The company – For the Better Good – makes drinking containers with a manufacturing carbon footprint 78 percent smaller than traditional plastics in production. They are reusable (the company has even set up a network of free refill stations throughout New Zealand), compostable, and break down in less than 27 days.
And while there’s been no ‘official’ launch yet, it hasn't stopped the company from attracting the interest of plenty of image-conscious brands.
“Everything to date has been through social media and word of mouth,” says Klinac. “We have no sales or marketing team, but we have over 70 stockists, over 120 refill stations and have done brand partnerships with ASB, Universal Music and Volvo.
“We have another brand partnership with Harcourts Real Estate that will see 12,000 bottles given to primary school kids as part of an education programme where we aim to teach them about plastic, reuse, composting and growing food.”
It’s a social enterprise with big ambitions. Klinac says that from production to final destination, the company takes full responsibility for its product.
“We have set up our own collection network for users to drop bottles back for us to ensure they are composted,” he says.
“We are currently trialing the recycling of our material before having it composted and some used bottles have been repurposed into planter pots. Our lids are being turned into reusable coffee cups and we’re setting up our own compost facilities in places which currently do not have them.”

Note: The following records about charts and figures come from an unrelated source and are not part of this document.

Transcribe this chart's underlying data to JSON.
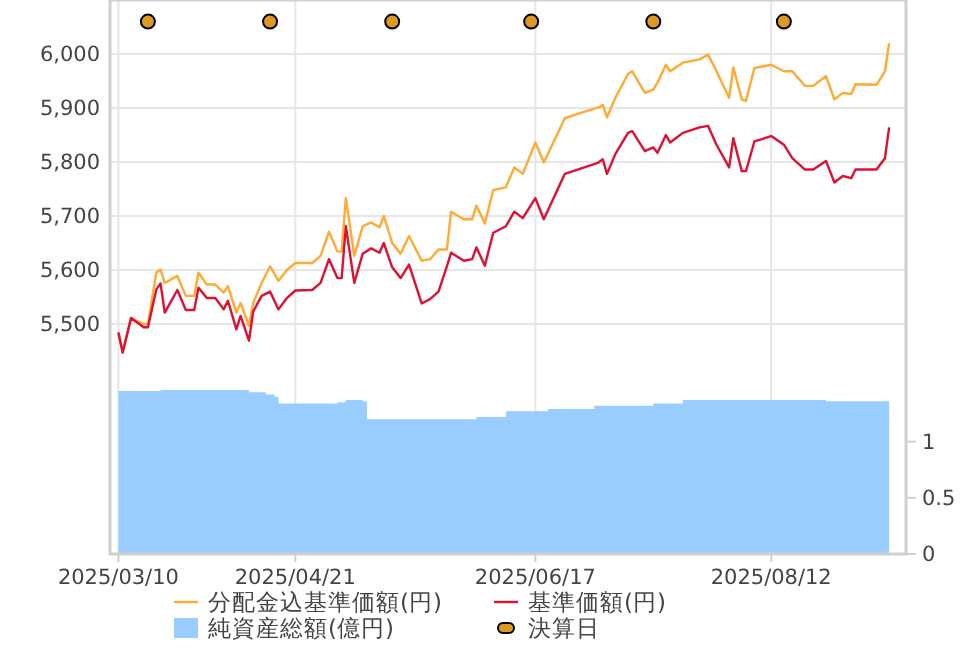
{
  "chart_data": {
    "type": "line",
    "x": [
      "2025-03-10",
      "2025-03-11",
      "2025-03-13",
      "2025-03-16",
      "2025-03-17",
      "2025-03-19",
      "2025-03-20",
      "2025-03-21",
      "2025-03-24",
      "2025-03-26",
      "2025-03-28",
      "2025-03-29",
      "2025-03-31",
      "2025-04-02",
      "2025-04-04",
      "2025-04-05",
      "2025-04-07",
      "2025-04-08",
      "2025-04-10",
      "2025-04-11",
      "2025-04-13",
      "2025-04-15",
      "2025-04-17",
      "2025-04-19",
      "2025-04-21",
      "2025-04-25",
      "2025-04-27",
      "2025-04-29",
      "2025-05-01",
      "2025-05-02",
      "2025-05-03",
      "2025-05-05",
      "2025-05-07",
      "2025-05-09",
      "2025-05-11",
      "2025-05-12",
      "2025-05-14",
      "2025-05-16",
      "2025-05-18",
      "2025-05-21",
      "2025-05-23",
      "2025-05-25",
      "2025-05-27",
      "2025-05-28",
      "2025-05-31",
      "2025-06-02",
      "2025-06-03",
      "2025-06-05",
      "2025-06-07",
      "2025-06-10",
      "2025-06-12",
      "2025-06-14",
      "2025-06-17",
      "2025-06-19",
      "2025-06-24",
      "2025-06-27",
      "2025-07-02",
      "2025-07-03",
      "2025-07-04",
      "2025-07-06",
      "2025-07-09",
      "2025-07-10",
      "2025-07-13",
      "2025-07-15",
      "2025-07-16",
      "2025-07-18",
      "2025-07-19",
      "2025-07-22",
      "2025-07-26",
      "2025-07-28",
      "2025-07-30",
      "2025-08-02",
      "2025-08-03",
      "2025-08-05",
      "2025-08-06",
      "2025-08-08",
      "2025-08-12",
      "2025-08-15",
      "2025-08-17",
      "2025-08-20",
      "2025-08-22",
      "2025-08-25",
      "2025-08-27",
      "2025-08-29",
      "2025-08-31",
      "2025-09-01",
      "2025-09-06",
      "2025-09-08",
      "2025-09-09"
    ],
    "series": [
      {
        "name": "分配金込基準価額(円)",
        "color": "#ffaa33",
        "values": [
          5484,
          5447,
          5511,
          5500,
          5500,
          5595,
          5601,
          5576,
          5589,
          5552,
          5552,
          5595,
          5573,
          5573,
          5558,
          5570,
          5521,
          5539,
          5496,
          5539,
          5576,
          5607,
          5580,
          5600,
          5613,
          5613,
          5626,
          5671,
          5634,
          5634,
          5733,
          5626,
          5681,
          5688,
          5679,
          5700,
          5650,
          5630,
          5663,
          5617,
          5620,
          5638,
          5638,
          5708,
          5694,
          5694,
          5719,
          5686,
          5748,
          5753,
          5790,
          5778,
          5836,
          5799,
          5881,
          5889,
          5901,
          5906,
          5883,
          5919,
          5963,
          5968,
          5928,
          5934,
          5947,
          5980,
          5968,
          5984,
          5990,
          5999,
          5968,
          5919,
          5975,
          5916,
          5913,
          5974,
          5980,
          5968,
          5968,
          5941,
          5941,
          5959,
          5916,
          5928,
          5926,
          5944,
          5943,
          5968,
          6020
        ]
      },
      {
        "name": "基準価額(円)",
        "color": "#dd1133",
        "values": [
          5484,
          5447,
          5511,
          5494,
          5494,
          5564,
          5575,
          5521,
          5563,
          5526,
          5526,
          5567,
          5548,
          5548,
          5527,
          5543,
          5490,
          5515,
          5469,
          5523,
          5552,
          5560,
          5527,
          5548,
          5562,
          5563,
          5576,
          5620,
          5585,
          5585,
          5681,
          5576,
          5630,
          5640,
          5632,
          5650,
          5605,
          5585,
          5610,
          5538,
          5546,
          5560,
          5607,
          5632,
          5617,
          5620,
          5642,
          5608,
          5669,
          5681,
          5708,
          5696,
          5733,
          5694,
          5778,
          5786,
          5799,
          5805,
          5778,
          5815,
          5854,
          5857,
          5820,
          5827,
          5817,
          5850,
          5836,
          5854,
          5864,
          5867,
          5832,
          5790,
          5844,
          5783,
          5783,
          5838,
          5848,
          5832,
          5807,
          5786,
          5786,
          5802,
          5762,
          5774,
          5770,
          5786,
          5786,
          5807,
          5864
        ]
      },
      {
        "name": "純資産総額(億円)",
        "type": "area",
        "axis": "y2",
        "color": "#99ccff",
        "x": [
          "2025-03-10",
          "2025-03-20",
          "2025-04-10",
          "2025-04-14",
          "2025-04-16",
          "2025-04-17",
          "2025-05-01",
          "2025-05-03",
          "2025-05-07",
          "2025-05-08",
          "2025-05-28",
          "2025-06-03",
          "2025-06-10",
          "2025-06-20",
          "2025-07-01",
          "2025-07-15",
          "2025-07-22",
          "2025-08-12",
          "2025-08-25",
          "2025-09-09"
        ],
        "values": [
          1.45,
          1.46,
          1.44,
          1.42,
          1.4,
          1.34,
          1.35,
          1.37,
          1.36,
          1.2,
          1.2,
          1.22,
          1.27,
          1.29,
          1.32,
          1.34,
          1.37,
          1.37,
          1.36,
          1.37
        ]
      },
      {
        "name": "決算日",
        "type": "scatter",
        "color": "#dd9922",
        "marker": "circle",
        "x": [
          "2025-03-17",
          "2025-04-15",
          "2025-05-14",
          "2025-06-16",
          "2025-07-15",
          "2025-08-15"
        ],
        "values": [
          6060,
          6060,
          6060,
          6060,
          6060,
          6060
        ]
      }
    ],
    "xlim": [
      "2025-03-08",
      "2025-09-13"
    ],
    "xticks": [
      {
        "value": "2025-03-10",
        "label": "2025/03/10"
      },
      {
        "value": "2025-04-21",
        "label": "2025/04/21"
      },
      {
        "value": "2025-06-17",
        "label": "2025/06/17"
      },
      {
        "value": "2025-08-12",
        "label": "2025/08/12"
      }
    ],
    "ylim": [
      5074,
      6100
    ],
    "yticks": [
      {
        "value": 5500,
        "label": "5,500"
      },
      {
        "value": 5600,
        "label": "5,600"
      },
      {
        "value": 5700,
        "label": "5,700"
      },
      {
        "value": 5800,
        "label": "5,800"
      },
      {
        "value": 5900,
        "label": "5,900"
      },
      {
        "value": 6000,
        "label": "6,000"
      }
    ],
    "y2lim": [
      0,
      4.93
    ],
    "y2ticks": [
      0,
      0.5,
      1
    ],
    "grid": true,
    "legend": "bottom"
  }
}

“We have a circular economy,” he says, “with multiple circles within it.”
“Plus, every box sold also plants a tree.”
The goal is nothing less than water without waste in an industry described as the pinnacle of plastic pollution. That’s a big ask of course, and research and development took three years before a product materialised.
“We explored all sorts of materials, making plastic from locally grown plants such as hemp.”

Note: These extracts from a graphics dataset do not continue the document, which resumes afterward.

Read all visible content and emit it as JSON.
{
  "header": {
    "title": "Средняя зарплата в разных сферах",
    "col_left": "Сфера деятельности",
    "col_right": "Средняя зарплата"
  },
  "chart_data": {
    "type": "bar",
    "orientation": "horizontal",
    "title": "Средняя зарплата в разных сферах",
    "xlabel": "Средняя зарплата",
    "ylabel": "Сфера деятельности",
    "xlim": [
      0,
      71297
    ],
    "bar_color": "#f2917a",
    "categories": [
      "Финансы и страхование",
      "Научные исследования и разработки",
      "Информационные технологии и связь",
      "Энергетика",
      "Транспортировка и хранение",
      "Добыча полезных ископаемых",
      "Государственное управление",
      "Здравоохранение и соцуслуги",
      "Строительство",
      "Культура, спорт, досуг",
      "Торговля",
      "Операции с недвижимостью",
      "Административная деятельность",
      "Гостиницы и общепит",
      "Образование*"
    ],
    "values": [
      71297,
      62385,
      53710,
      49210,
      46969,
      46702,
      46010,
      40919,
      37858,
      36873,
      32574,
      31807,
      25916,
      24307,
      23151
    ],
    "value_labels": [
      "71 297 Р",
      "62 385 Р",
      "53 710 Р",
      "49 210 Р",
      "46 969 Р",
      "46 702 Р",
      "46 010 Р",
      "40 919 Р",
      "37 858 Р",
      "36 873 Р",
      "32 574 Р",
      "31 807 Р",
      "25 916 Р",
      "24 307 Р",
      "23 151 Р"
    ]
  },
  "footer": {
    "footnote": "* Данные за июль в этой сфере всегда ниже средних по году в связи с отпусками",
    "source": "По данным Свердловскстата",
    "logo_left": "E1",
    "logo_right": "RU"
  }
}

“We can now make anything which is currently made from oil out of renewable feedstocks. These can live in our circular system which stretches from above Auckland to Queenstown. This not only makes plastic-waste free, but keeps carbon in the ground, not the atmosphere. This can save taxpayers millions in the waste issues we are currently facing in New Zealand and worldwide.”
And it’s that circular system which is the key, says Klinac. “At a typical cafe, 50 percent of waste is food, 20 percent is packaging. If that packaging is made from plants and compostable, you just need one collection bin and you can not only divert 70 percent of waste from landfill, but you turn ‘waste’ into a valuable resource.”

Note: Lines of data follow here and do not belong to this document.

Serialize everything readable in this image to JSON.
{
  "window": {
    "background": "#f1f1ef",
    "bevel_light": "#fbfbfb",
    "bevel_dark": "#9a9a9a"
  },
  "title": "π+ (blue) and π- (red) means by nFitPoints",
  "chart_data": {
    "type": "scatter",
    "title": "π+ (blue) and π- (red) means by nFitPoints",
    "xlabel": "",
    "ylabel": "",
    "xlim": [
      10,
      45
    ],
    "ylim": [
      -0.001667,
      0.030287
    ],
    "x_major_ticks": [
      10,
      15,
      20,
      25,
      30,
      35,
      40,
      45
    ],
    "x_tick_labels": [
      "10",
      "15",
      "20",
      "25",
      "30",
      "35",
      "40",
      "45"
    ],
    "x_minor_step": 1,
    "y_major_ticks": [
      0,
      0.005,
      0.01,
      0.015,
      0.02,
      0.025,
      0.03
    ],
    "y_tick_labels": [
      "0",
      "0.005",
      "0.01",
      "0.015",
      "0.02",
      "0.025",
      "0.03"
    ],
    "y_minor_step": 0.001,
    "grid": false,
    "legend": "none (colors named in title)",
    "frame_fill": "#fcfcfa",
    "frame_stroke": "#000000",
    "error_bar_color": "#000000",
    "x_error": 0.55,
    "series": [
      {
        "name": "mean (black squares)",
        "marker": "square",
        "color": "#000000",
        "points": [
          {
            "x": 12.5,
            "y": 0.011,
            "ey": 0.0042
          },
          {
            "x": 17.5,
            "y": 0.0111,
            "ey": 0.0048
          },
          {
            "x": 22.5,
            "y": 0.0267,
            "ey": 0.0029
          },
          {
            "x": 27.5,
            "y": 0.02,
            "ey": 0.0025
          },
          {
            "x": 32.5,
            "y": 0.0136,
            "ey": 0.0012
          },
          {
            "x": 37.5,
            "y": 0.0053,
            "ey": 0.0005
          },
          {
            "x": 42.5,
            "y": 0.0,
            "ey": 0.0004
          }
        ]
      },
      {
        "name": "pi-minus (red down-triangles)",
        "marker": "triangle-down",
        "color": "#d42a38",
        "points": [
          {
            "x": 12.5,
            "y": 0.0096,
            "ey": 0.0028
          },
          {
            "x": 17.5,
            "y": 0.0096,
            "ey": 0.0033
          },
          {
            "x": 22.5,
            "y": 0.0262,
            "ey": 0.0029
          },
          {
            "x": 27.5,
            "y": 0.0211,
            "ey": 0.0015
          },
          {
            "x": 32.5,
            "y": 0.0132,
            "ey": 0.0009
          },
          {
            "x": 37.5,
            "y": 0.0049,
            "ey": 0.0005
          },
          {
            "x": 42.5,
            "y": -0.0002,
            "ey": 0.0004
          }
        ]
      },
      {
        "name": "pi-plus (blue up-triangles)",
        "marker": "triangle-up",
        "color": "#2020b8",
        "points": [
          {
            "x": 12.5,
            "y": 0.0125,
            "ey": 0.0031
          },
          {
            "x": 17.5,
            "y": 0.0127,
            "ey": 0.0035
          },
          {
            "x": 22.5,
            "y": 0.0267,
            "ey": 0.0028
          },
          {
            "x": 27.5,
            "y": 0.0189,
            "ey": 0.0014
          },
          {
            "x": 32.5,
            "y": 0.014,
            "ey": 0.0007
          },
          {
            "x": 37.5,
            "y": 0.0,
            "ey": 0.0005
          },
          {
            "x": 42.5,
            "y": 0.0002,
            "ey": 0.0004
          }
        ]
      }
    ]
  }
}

And the company is thinking big in what it can achieve: 70 percent of ocean plastic by weight comes from developing countries with little education or infrastructure, Klinac says, and it’s here that there is a profound opportunity to do better.
“Our goal is to use the developed countries we stock to support neighbouring under-developed countries, operated as not-for-profit wings of our business,” he says.
“Imagine a resort in Fiji, where instead of plastic entering the ocean or being burnt, it was composted with food scraps, providing jobs for locals, significantly less carbon output from end to end and compost for the growing of local fruit and vegetables.
“We can end plastic pollution.”
That’s the grand plan, but in the meantime, the business is looking to make consumers feel empowered by their simple daily actions – such as buying a bottle of water – rather than defeated in the face of the world’s problems.
“Humans want to do good, they're just not always provided with the opportunity to do so,” he explains.
“We want to provide a choice in these moments with additional opportunities to empower people with everyday purchases.”